Teacher educators develop intersectional personal/professional identities. Some identities develop as means of protection and preservation. From one perspective, the development of intellectual, emotional, spiritual, and physical sanctuary with/in conflicted professional education spaces is understandable given the increasingly public politicization and policing of teachers’ instructional decision-making (i.e., their words, actions in classrooms). Simultaneously, educators must investigate acts of self-protection, like self-censorship, fear-based decision-making, and biases serving to protect one/some, also cause harm to others (Picower, 2009). Critical self-study (Denzin, 2005; Tondreau et al., 2022) can be a space to interrogate preservation, asking: When do we feel we need to protect ourselves, and from whom or what? How do these feelings manifest in our professional lives, and what shifts disrupt us so that we engage in self-critique? What itches us so much that we cannot quit picking the scab?
Itching constantly after the United States Supreme Court decision of June 24, 2022, I began photographing trees. The 6-3 decision in Dobbs v. Jackson Women’s Health Organization eliminated a person’s constitutional right to an abortion in the United States. My scratching grew into concerns over bodily autonomy – what it meant and who might have it - creating a multi-faceted preservationist response. These collections of photographs served as texts for “diffractive reading” (Müller & Kruger, 2022) in which I sought to understand my experiences, and to catalog the discordant feelings and conflicting beliefs that itched my mind (Figures 2, 3).
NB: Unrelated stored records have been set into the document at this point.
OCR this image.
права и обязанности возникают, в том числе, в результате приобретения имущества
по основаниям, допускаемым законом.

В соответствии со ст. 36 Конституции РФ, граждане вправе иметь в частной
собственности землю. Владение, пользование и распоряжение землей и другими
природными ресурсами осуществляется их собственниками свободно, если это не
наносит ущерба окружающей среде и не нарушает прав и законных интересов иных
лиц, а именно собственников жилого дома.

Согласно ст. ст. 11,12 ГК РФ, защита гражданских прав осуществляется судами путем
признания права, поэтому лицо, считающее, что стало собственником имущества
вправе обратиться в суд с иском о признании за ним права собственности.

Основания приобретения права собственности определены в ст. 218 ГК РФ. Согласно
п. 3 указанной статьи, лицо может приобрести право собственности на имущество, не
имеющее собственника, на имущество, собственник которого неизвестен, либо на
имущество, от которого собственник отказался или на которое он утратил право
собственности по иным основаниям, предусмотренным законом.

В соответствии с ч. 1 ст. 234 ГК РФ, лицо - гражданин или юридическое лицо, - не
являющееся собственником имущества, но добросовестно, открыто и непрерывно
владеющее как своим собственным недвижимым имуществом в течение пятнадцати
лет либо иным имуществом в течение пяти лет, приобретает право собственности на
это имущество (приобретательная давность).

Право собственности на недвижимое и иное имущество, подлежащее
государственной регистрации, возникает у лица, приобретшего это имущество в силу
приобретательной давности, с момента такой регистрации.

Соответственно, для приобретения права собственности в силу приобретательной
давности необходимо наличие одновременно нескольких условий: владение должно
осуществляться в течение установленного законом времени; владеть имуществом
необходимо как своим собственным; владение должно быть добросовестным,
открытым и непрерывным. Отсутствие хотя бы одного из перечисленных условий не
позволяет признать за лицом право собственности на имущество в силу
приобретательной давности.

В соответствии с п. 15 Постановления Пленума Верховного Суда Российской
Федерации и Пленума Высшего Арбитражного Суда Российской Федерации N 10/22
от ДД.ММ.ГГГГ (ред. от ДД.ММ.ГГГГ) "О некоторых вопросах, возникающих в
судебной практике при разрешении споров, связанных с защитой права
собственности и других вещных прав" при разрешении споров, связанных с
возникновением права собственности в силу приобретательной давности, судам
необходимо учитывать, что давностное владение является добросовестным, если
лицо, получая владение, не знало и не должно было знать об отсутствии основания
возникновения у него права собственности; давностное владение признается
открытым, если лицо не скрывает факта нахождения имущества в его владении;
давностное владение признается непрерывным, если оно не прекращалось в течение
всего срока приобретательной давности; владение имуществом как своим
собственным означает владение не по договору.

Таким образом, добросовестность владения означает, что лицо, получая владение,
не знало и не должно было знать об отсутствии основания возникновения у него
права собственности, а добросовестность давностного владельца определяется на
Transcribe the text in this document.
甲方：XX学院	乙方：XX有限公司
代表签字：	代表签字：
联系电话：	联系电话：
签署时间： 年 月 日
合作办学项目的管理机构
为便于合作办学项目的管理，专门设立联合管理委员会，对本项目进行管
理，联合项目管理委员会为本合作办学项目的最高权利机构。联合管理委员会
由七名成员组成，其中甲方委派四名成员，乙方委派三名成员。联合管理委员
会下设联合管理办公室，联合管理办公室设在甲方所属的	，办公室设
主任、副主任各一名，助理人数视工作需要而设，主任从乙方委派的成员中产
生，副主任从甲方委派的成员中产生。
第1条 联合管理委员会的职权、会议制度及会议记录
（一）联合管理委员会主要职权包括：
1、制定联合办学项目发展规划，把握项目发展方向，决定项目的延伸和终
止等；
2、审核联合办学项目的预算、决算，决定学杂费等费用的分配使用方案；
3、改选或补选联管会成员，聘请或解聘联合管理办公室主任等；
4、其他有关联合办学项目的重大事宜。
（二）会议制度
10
I continued to collect and compose, creating a method of self-interrogation. I took up arts-based research methods (Cahnmann-Taylor & Siegesmund, 2017) connected to poetic inquiry (Faulkner, 2009) and embodied literacies exploration through textual analysis (Enriques et al., 2016) as theoretical and methodological grounding for exploring body autonomy through multimodal composition.
The central research question is: You can’t erase my body in the world, Can you? The project included individual inquiry and compositions co-created in collaborative spaces. The investigation resulted in multimodal visual, poetic, and sculptural compositions. IRB approval was gained to discuss the nested community/classroom context of this project.
Findings and Significance.
Race arose consistently, as questions of bodily autonomy are racialized, inequitable experiences in the United States. Investigation into embodied literacies (Enriques et al., 2016) via young adult and new adult fictions pushed me to think into race and bodies, and our history of a dehumanizing chattel slavery system.
Aspects of carcerality - control, power, and restriction -, dis/ability, and aesthetics (Figure 4) were also made visible. For example, different bodies are positioned as more and less able to acquire rights towards autonomy and as more or less “beautiful.”
In addition to constructions/limitations of human rights to body autonomy within neoliberal, raciocapitalist, heteronormative perspectives, this work pushes against White supremacy culture features (Okun, n.d.) of objectivity, binaries, individualism, preeminence of the written word, and belief in one right way. Compositions also radiate influences of paternalism and power hoarding (Figure 5).